Shibus größter Wunsch. Mit Collagen der Autorin.

Autor*in
, Schins
ISBN
978-3-7725-2696-1
Übersetzer*in
Ori. Sprache
Illustrator*in
Seitenanzahl
143
Verlag
Freies Geistesleben
Gattung
Ort
Stuttgart
Jahr
2014
Lesealter
8-9 Jahre10-11 Jahre
Einsatzmöglichkeiten
Preis
15,90 €
Bewertung
empfehlenswert

Schlagwörter

Teaser

An seinem neunten Geburtstag erfährt der indische Junge Shibu, dass er seine Familie verlassen muss, um in einem Kinderheim seine weitere Schulausbildung zu absolvieren. Seine Eltern können ihn nicht mehr ernähren. Also macht er sich zusammen mit seinem Vater auf den dreitägigen Fußmarsch. Für Shibu beginnt eine aufregende Reise in die Welt der Bildung.

Beurteilungstext

Die Haupthandlung der Geschichte, die uns aus der Perspektive Shibus erzählt wird, nimmt nur wenige Tage ein; ergänzt wird die Darstellung der Ereignisse rund um Shibus Schulwechsel immer wieder durch spontane Assoziationen Shibus. Dem Leser eröffnet sich in der Beschreibung dieser wenigen Tage eine ganze neue Welt: Die Welt der Armen Indiens, in der eine duftende Mango einem Achtjährigen das größte Geburtstagsgeschenk bedeutet, in der eine Toilette mit fließendem Wasser unvorstellbarer Luxus ist - und in der die Ausbildung der Kinder die Eltern vor existentielle finanzielle Probleme stellt, auch weil ein ganzer Bleistift und ein richtiges Schreibheft für einen Schüler ein wunderbarer, kaum erreichbarer Schatz ist.

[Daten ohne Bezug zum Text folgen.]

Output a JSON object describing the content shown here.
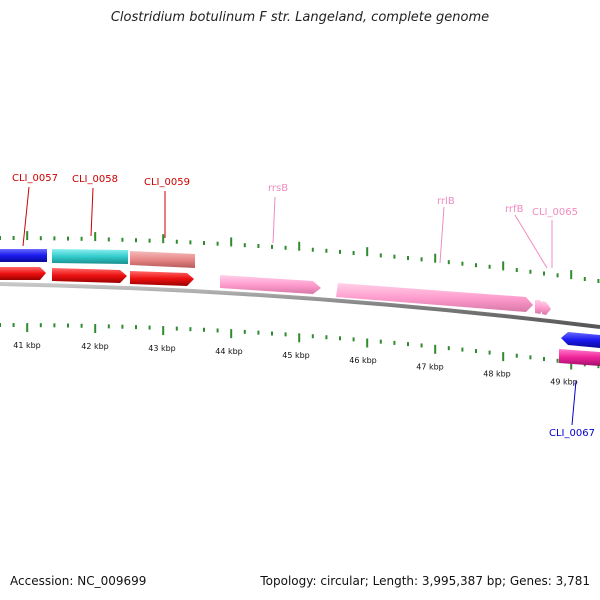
{
  "header": {
    "title": "Clostridium botulinum F str. Langeland, complete genome"
  },
  "footer": {
    "accession": "Accession: NC_009699",
    "summary": "Topology: circular; Length: 3,995,387 bp; Genes: 3,781"
  },
  "colors": {
    "backbone": "#8c8c8c",
    "tick": "#2e8b2e",
    "blue": "#1a1aee",
    "cyan": "#33cccc",
    "salmon": "#e88888",
    "red": "#ee1111",
    "pink": "#ff9ecf",
    "magenta": "#ee2299",
    "label_red": "#cc0000",
    "label_pink": "#f08cc0",
    "label_blue": "#0000cc"
  },
  "scale": {
    "labels": [
      "41 kbp",
      "42 kbp",
      "43 kbp",
      "44 kbp",
      "45 kbp",
      "46 kbp",
      "47 kbp",
      "48 kbp",
      "49 kbp"
    ]
  },
  "genes": [
    {
      "label": "CLI_0057",
      "color": "label_red"
    },
    {
      "label": "CLI_0058",
      "color": "label_red"
    },
    {
      "label": "CLI_0059",
      "color": "label_red"
    },
    {
      "label": "rrsB",
      "color": "label_pink"
    },
    {
      "label": "rrlB",
      "color": "label_pink"
    },
    {
      "label": "rrfB",
      "color": "label_pink"
    },
    {
      "label": "CLI_0065",
      "color": "label_pink"
    },
    {
      "label": "CLI_0067",
      "color": "label_blue"
    }
  ]
}
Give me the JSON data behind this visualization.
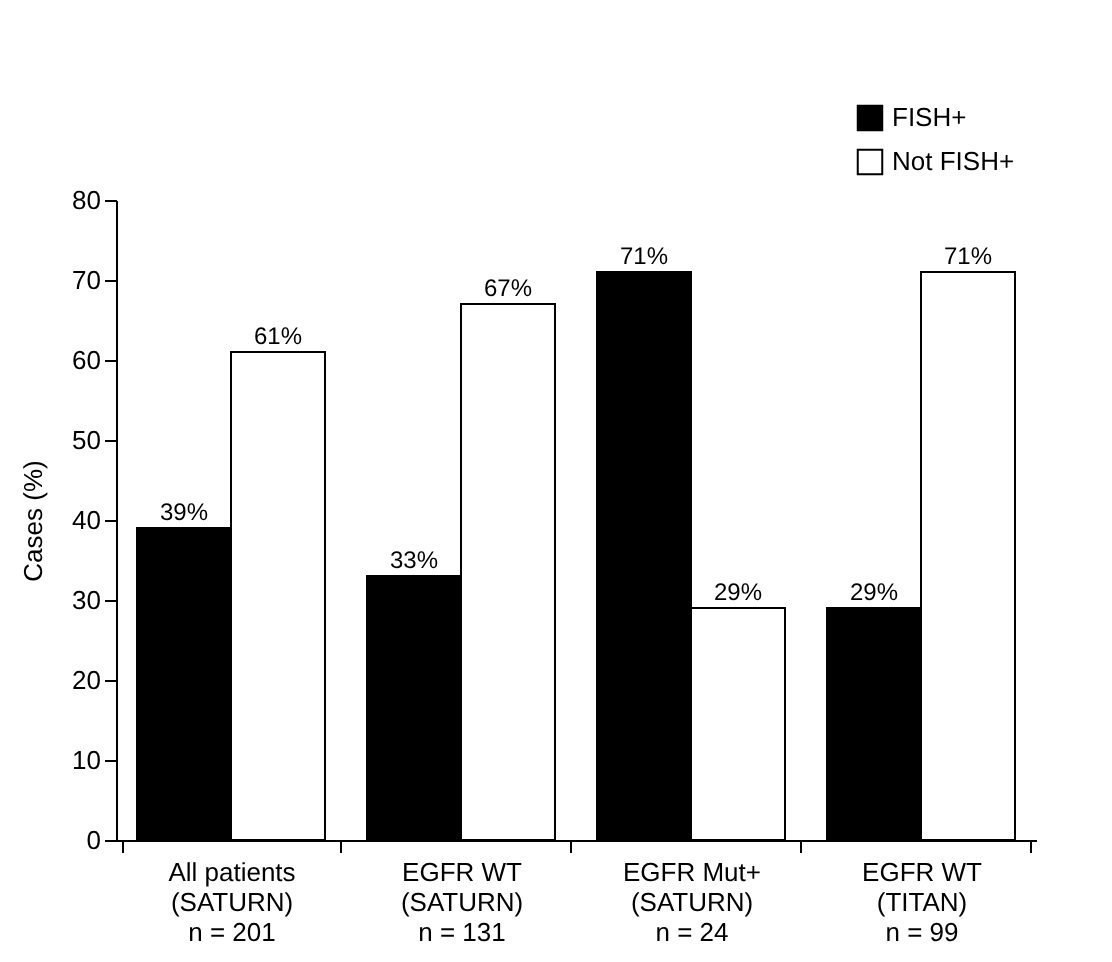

In ihrer Indiendarstellung bedient die Erzählung scheinbar das Bedürfnis des Lesers nach Exotismus; dies wird jedoch schnell von der pragmatischen Darstellung des Elends unterlaufen. Hier wird kein Indien aus 1001 Nacht oder gar Bollywood geboten, vielmehr handelt es sich um eine realistische Darstellung, bei der man als Leser dem Wechselbad ausgesetzt wird, mal den exotischen Geruch indischer Gewürze, dann aber wieder den Gestank der von Müll übersäten Straßen in der Nase zu haben. Mehr noch als die Erzählung selbst leben die von der Autorin angefertigten Collagen von dieser Spannung von exotistischer und realistischer Perspektive auf Indien.

Die Erzählhaltung, die zugleich Shibus Haltung zum Leben widerspiegelt, ist geprägt vom Stoizismus gegenüber der Lebenssituation; zwar wird die Trennung von den Eltern und der kleinen Schwester als Unglück empfunden, die ärmlichen, ja geradezu elenden Verhältnisse sind dagegen nicht hinterfragte Selbstverständlichkeit. Dabei ist als deutliche Stärke des Textes hervorzuheben, dass es keine mahnende Erzählinstanz gibt, die den (westlichen) Leser auf das Elend aufmerksam macht und ihn gar auffordert zu handeln; nein, es bleibt dem Leser selbst überlassen, sein eigenes Leben in relativem Wohlstand mit dem ärmlichen Leben Shibus zu vergleichen und seine Schlüsse zu ziehen.

Dennoch ist die Geschichte auch nicht ganz frei von Sozial-Romantik, wird doch indirekt die Botschaft vermittelt, dass die Menschen zwar arm sind, aber dennoch glücklich seien. Ebenso finden sich Anklänge an Sozial-Utopismus, wenn Shibu und sein Vater auf ihrer Reise nur auf freundliche Menschen treffen und von einer Mittelschichtsfamilie zum Essen und Schlafen in ihr Haus eingeladen werden.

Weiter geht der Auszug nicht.